“A good laugh and a long sleep are the best cures in the doctor’s book,” according to an oft-quoted Irish proverb. We all know from life experience that not getting enough sleep increases our odds of getting sick and that a solid night’s sleep is recuperative. But, until recently, scientists haven’t really understood why sleep is often the best medicine for fighting off an infection or why good sleep hygiene keeps us healthy.
Today, a new study (Dimitrov et al., 2019) on the immunology behind sleep (and sleep deprivation) by researchers in Germany offers some fresh evidence-based clues about why “long sleep” has anecdotally been considered “one of the best cures in a doctor’s book” since temps immémorial.
Their paper, “GαS-Coupled Receptor Signaling and Sleep Regulate Integrin Activation of Human Antigen-Specific T Cells,” was published February 12 in the Journal of Experimental Medicine. This study was co-led by Stoyan Dimitrov and Luciana Besedovsky from the University of Tübingen’s Institute of Medical Psychology and Behavioral Neurobiology.
As the diagram above illustrates, the researchers were able to identify how sleep improves the potential ability of immune T cells to adhere to their targets firmly. These findings help to explain why sleep improves our ability to fight off infection and how other day-to-day factors that are linked to insomnia (such as chronic stress) might make us more susceptible to illness.
What Are T Cells?
T cells are a type of lymphocyte and a subtype of white blood cells that play a crucial role in cell-mediated immunity and actively participate in the body’s overall immune response.

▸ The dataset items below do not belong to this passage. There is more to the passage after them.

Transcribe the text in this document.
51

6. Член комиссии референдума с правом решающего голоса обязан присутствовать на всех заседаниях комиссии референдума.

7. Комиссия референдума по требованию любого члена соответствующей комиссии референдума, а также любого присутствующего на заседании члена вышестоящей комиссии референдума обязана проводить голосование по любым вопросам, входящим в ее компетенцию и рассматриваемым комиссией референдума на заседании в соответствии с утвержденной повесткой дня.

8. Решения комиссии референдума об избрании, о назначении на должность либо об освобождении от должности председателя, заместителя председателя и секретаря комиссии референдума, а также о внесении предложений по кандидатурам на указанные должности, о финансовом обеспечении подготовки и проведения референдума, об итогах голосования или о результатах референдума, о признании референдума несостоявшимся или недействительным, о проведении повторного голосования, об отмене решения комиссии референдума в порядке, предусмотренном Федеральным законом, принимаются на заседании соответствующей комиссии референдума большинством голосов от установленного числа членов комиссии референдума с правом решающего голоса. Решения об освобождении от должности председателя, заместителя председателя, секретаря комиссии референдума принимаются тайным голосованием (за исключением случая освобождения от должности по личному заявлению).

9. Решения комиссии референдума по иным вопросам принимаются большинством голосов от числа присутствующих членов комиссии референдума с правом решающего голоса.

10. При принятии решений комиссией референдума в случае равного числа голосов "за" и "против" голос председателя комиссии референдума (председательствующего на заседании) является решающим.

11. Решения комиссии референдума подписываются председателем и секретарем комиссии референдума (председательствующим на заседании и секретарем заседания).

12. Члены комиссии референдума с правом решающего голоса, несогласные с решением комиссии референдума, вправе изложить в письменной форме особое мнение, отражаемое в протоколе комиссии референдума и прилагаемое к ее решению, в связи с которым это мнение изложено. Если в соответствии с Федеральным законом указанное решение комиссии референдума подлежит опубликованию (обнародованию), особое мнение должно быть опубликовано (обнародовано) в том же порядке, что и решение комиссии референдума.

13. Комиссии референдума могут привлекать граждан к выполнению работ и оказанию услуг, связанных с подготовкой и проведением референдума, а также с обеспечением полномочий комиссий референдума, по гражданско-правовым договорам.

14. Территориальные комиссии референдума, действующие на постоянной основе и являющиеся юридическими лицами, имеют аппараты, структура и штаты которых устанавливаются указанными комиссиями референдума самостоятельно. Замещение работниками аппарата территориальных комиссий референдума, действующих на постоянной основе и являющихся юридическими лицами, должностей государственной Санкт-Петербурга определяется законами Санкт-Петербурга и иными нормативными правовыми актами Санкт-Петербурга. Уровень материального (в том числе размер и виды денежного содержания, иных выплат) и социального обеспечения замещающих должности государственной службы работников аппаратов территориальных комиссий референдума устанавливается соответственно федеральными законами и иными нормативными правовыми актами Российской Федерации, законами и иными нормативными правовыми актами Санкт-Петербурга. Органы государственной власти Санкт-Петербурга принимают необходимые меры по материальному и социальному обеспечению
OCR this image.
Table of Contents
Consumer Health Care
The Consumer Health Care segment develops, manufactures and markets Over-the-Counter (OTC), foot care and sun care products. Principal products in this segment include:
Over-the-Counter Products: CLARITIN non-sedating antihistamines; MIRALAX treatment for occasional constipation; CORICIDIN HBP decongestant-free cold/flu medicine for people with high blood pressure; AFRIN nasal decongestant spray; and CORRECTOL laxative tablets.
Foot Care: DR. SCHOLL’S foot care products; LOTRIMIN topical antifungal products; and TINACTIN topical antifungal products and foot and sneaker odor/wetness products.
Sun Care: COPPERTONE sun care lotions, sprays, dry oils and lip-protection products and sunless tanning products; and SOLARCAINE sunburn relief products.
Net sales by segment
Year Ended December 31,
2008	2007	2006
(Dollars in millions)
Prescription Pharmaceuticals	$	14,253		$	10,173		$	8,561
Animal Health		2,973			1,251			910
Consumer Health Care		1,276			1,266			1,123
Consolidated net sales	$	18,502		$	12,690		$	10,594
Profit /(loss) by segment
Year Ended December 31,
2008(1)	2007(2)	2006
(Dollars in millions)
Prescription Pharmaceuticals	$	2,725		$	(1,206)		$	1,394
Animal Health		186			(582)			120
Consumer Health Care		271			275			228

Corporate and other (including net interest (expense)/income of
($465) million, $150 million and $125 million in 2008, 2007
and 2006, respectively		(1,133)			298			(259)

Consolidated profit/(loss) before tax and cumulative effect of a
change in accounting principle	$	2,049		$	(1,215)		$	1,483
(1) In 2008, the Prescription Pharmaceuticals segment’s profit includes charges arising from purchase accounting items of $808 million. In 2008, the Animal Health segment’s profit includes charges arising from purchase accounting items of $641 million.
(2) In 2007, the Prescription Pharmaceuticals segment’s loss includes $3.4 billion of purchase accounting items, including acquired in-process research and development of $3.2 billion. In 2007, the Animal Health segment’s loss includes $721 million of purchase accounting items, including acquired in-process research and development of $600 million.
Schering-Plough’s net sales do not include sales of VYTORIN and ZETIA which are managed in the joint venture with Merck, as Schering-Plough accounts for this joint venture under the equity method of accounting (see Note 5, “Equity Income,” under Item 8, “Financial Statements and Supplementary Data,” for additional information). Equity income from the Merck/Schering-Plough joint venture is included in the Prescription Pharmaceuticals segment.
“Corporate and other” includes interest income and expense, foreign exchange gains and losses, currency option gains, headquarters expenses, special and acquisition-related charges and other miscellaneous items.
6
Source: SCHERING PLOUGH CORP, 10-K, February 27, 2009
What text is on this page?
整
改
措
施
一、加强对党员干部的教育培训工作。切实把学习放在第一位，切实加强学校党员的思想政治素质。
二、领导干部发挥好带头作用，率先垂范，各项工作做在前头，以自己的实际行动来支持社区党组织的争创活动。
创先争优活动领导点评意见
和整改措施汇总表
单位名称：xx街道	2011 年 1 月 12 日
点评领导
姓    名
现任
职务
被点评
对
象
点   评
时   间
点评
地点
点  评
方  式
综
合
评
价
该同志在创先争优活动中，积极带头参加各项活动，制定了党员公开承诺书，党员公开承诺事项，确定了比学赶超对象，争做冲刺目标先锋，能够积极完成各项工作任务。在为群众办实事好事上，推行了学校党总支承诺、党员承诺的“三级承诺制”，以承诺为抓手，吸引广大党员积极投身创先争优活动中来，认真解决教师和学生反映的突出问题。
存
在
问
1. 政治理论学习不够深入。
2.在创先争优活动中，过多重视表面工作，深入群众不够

Typically, when T cells recognize a specific target—such as a virus-infected cell—they activate something called “integrins” which are sticky, Velcro-like adhesion proteins that glom onto an infected cell and demolish it.
Integrins were first identified as a family of cell surface adhesion receptors in the late 1980s (Hynes, 1987). Richard O. Hynes of MIT has been a pioneer of integrin research (Hynes, 1992) for decades.
Since the early 21st century, scientists have continued to figure out how specific signals (Ley et al., 2007) activate the “stickiness” of integrins. Unfortunately, pinpointing specific signals that dampen the ability of T cells to firmly adhere to their targets has remained enigmatic.
In an attempt to crack this code, Dimitrov and colleagues decided to investigate how sleep, lack of sleep, and disease influence the ability of a group of signaling molecules called “Gαs-coupled receptor agonists” to regulate integrin activation of antigen-specific T cells in humans.
Interestingly, the researchers found that sleep up-regulates integrin activation via the suppression of Gαs-coupled receptor signaling.
On the flip side, specific Gαs-coupled receptor agonists—which include hormones such as epinephrine and norepinephrine along with proinflammatory molecules like prostaglandin (PG) E2 and PGD2, as well as the neuromodulator adenosine—prevent T cells from activating their integrins after recognizing their target in a dose-dependent manner.
“The levels of these molecules needed to inhibit integrin activation are observed in many pathological conditions, such as tumor growth, malaria infection, hypoxia, and stress,” Dimitrov said in a statement. “This pathway may, therefore, contribute to the immune suppression associated with these pathologies.”
“Our results demonstrate that a couple of hours of sleep loss suffice to reduce the adhesion capacity of antigen-specific T cells,” the authors concluded. “This finding shows that sleep has the potential to enhance the efficiency of effector T cell responses, which is especially relevant in light of the high prevalence of sleep disorders and conditions characterized by impaired sleep, such as depression, chronic stress, aging, and shift work.”
In addition to pinpointing why sleep is often the best medicine, Dimitrov and colleagues speculate that their recent findings (2019) might spur the creation of new therapeutic strategies and pharmaceuticals that could optimize the firm adhesion of T cells to their targets.
Hopefully, someday soon, the scientific advancement of integrin activation methods will be able to save human lives by prompting specific T cells to seek out, attack, and kill tumor cells as part of cancer immunotherapies and the treatment of other diseases.